Much of the fanfare that accompanies their fights defy credibility — the frequent newsflashes from CNN and ESPN show an interest in the sport that one never actually sees on TV and Mark Isham’s bombastic score competes with Nolte’s scenery chewing to ensure “Warrior” takes on the level of Grecian mythology. (As it happens, the tournament they fight in is called Sparta.) However, “Warrior” backs up its swagger. Every octagon battle is expertly staged and shot, but more importantly, every fight actually means something, even as the clasps of traditional formula begin to close in towards the end. It may be movie magic that overwhelms, but O’Connor’s become a specialist at getting an audience lost in the very real feeling of a crowd cheering in unison.  
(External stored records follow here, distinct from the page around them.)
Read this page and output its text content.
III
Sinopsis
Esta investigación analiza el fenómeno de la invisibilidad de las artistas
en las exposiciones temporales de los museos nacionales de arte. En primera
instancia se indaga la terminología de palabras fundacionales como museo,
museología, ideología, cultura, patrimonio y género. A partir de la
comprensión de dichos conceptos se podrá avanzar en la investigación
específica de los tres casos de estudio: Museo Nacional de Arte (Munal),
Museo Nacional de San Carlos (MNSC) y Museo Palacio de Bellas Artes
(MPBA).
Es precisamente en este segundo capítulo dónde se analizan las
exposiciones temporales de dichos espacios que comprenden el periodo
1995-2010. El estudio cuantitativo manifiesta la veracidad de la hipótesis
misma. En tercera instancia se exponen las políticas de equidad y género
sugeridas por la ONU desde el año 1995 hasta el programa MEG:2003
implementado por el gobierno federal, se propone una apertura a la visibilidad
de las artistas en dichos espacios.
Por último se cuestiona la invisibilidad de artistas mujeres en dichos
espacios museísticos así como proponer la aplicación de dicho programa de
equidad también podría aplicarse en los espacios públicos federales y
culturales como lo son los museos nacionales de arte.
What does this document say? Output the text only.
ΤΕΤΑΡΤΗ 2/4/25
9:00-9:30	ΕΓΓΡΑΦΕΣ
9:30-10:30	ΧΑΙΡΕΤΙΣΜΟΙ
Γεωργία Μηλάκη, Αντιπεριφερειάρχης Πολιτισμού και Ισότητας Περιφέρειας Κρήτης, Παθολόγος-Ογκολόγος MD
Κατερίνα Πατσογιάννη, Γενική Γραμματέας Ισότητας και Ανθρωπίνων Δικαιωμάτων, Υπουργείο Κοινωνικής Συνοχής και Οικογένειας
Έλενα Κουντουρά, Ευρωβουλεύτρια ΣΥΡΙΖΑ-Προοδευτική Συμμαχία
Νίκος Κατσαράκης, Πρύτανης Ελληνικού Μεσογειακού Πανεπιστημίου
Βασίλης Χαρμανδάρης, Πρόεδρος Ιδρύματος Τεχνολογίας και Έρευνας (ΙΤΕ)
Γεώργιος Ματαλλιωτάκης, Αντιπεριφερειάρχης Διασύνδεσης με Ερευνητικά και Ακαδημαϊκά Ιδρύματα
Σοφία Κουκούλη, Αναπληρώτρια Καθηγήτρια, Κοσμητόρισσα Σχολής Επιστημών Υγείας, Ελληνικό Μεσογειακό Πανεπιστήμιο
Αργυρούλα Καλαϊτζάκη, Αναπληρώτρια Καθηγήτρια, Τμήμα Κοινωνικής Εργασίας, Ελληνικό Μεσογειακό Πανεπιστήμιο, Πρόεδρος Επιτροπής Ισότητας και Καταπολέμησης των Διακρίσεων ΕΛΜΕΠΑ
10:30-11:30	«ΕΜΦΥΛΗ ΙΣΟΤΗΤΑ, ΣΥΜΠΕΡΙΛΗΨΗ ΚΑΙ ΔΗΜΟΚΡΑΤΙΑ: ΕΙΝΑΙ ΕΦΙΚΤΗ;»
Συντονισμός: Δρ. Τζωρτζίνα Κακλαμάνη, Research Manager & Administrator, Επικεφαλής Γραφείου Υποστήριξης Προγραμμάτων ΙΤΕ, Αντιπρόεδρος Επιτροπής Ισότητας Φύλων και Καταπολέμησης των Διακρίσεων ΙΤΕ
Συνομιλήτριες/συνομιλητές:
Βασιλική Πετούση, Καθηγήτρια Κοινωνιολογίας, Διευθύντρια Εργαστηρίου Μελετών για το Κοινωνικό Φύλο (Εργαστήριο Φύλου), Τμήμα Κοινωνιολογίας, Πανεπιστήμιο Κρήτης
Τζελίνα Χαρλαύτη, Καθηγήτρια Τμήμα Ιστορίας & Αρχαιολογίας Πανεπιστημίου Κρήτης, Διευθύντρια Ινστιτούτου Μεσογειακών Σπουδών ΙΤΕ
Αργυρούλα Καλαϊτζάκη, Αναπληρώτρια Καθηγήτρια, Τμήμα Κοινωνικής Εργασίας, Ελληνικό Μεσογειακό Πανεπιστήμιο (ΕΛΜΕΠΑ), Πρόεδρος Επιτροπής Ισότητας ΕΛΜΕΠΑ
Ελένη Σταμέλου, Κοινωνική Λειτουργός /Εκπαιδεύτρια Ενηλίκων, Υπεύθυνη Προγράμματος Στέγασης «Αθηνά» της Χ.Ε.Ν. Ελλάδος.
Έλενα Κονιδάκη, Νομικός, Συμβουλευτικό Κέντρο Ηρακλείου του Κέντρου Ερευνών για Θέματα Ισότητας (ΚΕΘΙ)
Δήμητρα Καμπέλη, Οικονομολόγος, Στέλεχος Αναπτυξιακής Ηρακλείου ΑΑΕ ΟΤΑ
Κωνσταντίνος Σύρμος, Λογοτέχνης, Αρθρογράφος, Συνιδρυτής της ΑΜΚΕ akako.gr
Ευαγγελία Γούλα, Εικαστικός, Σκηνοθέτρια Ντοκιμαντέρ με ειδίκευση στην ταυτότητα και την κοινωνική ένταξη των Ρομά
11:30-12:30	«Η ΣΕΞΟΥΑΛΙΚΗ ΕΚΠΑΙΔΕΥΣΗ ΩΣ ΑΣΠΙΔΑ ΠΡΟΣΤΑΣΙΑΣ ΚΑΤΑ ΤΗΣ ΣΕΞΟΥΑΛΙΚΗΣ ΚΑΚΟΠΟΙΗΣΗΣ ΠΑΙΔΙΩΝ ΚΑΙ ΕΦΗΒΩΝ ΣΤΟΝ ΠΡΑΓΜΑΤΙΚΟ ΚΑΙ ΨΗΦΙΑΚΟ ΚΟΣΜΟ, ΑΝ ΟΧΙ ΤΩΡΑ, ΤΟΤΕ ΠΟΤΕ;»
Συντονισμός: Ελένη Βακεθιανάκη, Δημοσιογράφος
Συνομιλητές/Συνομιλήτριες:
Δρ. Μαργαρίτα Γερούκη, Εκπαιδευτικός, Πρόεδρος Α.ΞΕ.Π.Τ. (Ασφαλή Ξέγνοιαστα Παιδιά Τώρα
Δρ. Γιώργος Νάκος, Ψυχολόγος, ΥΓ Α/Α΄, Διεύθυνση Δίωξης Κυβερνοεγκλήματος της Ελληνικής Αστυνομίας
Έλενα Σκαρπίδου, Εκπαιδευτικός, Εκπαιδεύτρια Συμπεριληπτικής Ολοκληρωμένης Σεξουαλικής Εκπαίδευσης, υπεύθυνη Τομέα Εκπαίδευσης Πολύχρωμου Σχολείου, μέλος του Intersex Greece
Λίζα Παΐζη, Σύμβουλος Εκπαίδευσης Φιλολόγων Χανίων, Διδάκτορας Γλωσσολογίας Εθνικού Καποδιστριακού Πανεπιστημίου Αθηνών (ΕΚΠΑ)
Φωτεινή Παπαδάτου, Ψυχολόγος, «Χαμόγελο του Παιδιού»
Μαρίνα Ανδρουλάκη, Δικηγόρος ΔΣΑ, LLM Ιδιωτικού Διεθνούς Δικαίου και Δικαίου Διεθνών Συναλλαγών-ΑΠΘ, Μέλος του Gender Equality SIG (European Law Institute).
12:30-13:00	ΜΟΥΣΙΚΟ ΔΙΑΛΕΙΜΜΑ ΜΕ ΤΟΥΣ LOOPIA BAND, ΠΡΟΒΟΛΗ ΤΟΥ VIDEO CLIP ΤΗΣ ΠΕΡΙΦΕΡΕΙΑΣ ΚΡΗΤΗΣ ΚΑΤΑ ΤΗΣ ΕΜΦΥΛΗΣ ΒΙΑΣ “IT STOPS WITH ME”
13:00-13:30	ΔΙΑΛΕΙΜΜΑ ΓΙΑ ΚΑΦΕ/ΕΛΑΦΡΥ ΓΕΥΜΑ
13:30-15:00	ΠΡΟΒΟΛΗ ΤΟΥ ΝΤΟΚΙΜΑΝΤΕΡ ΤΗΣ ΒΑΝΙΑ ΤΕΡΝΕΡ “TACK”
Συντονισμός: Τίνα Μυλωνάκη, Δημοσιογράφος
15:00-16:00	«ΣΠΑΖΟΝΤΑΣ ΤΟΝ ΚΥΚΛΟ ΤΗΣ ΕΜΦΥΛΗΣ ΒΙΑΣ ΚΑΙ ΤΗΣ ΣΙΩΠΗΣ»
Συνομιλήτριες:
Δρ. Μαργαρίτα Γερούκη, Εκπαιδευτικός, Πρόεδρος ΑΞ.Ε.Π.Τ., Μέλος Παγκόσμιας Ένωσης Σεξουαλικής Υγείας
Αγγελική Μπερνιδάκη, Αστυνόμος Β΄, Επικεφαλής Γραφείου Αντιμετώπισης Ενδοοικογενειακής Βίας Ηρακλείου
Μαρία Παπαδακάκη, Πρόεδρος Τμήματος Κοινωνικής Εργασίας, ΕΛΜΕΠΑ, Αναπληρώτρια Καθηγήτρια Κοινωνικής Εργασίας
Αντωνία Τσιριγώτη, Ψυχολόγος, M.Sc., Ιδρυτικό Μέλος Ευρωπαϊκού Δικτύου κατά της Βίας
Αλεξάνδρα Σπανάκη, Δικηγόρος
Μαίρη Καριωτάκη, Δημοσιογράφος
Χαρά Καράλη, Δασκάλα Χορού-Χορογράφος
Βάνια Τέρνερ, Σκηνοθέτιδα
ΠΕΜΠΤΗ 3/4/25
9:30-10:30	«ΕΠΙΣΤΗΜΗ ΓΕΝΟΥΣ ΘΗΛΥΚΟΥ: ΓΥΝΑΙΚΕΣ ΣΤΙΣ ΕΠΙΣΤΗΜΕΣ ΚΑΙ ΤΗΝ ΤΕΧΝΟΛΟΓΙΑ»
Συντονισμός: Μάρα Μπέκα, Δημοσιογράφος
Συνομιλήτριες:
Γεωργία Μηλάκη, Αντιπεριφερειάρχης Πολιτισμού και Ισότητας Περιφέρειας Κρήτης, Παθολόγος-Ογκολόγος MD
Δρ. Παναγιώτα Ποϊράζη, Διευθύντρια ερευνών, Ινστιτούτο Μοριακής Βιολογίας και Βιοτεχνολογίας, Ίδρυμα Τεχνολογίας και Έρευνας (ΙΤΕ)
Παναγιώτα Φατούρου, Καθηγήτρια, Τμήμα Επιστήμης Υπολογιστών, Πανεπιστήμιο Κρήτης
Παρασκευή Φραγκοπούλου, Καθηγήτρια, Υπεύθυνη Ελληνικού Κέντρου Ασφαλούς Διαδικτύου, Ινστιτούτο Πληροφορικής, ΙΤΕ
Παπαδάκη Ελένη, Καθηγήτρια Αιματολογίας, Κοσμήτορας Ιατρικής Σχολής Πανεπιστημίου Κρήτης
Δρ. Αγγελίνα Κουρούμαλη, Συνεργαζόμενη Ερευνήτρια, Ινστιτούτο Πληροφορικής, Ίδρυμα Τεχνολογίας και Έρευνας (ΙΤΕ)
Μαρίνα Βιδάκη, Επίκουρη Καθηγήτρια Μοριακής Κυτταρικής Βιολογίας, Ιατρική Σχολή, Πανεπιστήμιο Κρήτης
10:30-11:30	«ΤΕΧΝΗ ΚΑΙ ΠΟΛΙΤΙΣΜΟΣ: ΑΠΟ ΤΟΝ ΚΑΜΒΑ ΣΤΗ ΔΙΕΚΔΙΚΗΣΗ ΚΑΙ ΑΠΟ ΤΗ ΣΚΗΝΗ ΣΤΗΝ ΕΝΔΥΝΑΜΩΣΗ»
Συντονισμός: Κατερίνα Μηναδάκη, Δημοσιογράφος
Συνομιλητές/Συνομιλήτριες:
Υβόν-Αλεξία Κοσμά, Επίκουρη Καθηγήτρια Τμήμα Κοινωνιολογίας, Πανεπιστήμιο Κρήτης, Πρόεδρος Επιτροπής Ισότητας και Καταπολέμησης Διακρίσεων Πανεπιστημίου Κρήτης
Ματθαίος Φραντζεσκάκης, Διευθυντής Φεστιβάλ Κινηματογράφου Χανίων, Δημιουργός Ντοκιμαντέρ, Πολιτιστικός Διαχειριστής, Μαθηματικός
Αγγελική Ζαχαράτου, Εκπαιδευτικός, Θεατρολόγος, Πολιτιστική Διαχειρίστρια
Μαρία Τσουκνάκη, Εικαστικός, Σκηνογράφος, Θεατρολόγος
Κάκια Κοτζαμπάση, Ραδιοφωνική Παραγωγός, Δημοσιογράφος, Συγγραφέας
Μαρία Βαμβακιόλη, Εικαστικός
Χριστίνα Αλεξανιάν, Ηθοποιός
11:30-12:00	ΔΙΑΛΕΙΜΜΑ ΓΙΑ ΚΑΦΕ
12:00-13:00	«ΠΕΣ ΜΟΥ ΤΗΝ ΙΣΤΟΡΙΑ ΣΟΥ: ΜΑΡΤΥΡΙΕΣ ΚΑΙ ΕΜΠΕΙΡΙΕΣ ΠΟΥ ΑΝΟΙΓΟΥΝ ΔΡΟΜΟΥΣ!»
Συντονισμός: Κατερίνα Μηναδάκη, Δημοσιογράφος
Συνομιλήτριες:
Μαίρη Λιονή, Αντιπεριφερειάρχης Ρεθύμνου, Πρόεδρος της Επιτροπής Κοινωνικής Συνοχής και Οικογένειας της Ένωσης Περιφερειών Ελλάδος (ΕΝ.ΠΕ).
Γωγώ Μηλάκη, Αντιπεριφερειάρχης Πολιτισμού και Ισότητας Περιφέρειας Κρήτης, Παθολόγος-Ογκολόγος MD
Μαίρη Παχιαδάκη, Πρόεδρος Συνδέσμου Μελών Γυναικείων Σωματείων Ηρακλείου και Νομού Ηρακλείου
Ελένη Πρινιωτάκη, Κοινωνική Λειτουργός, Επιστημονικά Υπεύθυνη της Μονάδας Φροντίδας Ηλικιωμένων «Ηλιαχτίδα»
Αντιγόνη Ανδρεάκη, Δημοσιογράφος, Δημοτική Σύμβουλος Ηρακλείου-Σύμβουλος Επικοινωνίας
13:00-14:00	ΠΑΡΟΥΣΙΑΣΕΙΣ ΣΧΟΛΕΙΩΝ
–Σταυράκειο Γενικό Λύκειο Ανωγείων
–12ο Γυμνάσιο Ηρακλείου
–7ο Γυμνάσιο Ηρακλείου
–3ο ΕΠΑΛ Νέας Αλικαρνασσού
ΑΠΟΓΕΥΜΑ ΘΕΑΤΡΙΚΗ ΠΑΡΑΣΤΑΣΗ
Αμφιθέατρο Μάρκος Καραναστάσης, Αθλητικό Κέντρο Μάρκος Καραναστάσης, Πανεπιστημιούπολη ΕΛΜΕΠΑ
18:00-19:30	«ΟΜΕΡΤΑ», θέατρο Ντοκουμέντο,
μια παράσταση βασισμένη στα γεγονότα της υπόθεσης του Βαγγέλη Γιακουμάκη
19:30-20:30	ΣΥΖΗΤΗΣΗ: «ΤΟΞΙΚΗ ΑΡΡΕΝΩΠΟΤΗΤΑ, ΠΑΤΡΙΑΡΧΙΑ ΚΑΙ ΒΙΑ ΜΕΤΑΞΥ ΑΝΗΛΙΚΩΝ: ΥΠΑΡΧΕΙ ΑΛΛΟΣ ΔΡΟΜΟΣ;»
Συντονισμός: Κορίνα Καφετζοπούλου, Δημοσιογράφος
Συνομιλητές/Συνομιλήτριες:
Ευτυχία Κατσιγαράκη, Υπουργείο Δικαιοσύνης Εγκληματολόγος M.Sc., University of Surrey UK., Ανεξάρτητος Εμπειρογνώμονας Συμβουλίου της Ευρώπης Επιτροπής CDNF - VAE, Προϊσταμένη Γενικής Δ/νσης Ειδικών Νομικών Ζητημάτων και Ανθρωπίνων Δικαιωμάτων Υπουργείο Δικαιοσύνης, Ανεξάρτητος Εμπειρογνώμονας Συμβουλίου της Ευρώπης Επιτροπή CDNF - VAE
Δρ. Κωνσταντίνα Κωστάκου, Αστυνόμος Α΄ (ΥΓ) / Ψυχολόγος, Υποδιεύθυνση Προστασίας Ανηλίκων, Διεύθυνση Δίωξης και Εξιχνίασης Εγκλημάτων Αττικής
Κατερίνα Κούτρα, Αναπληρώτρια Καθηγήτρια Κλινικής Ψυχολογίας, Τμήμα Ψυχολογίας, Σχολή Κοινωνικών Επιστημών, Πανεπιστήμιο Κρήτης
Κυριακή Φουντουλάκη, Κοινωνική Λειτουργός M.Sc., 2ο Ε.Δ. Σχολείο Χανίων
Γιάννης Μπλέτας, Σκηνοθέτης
Edgerton and Hardy both deliver performances worthy of such immediate and unfettered adoration, bulking up characters that must’ve been thin on the page with an authentic grit that allows for a little movie star charisma to sneak in. In equal proportion, the hint of vulnerability they display to go with their intimidating physiques – the slight uncertainty that they may not be nearly as strong of mind or body as they think as they spar in and out of the arena – is enough to keep the film on its toes until ultimately it’s left standing tall.

“Warrior” opens nationwide on September 9th.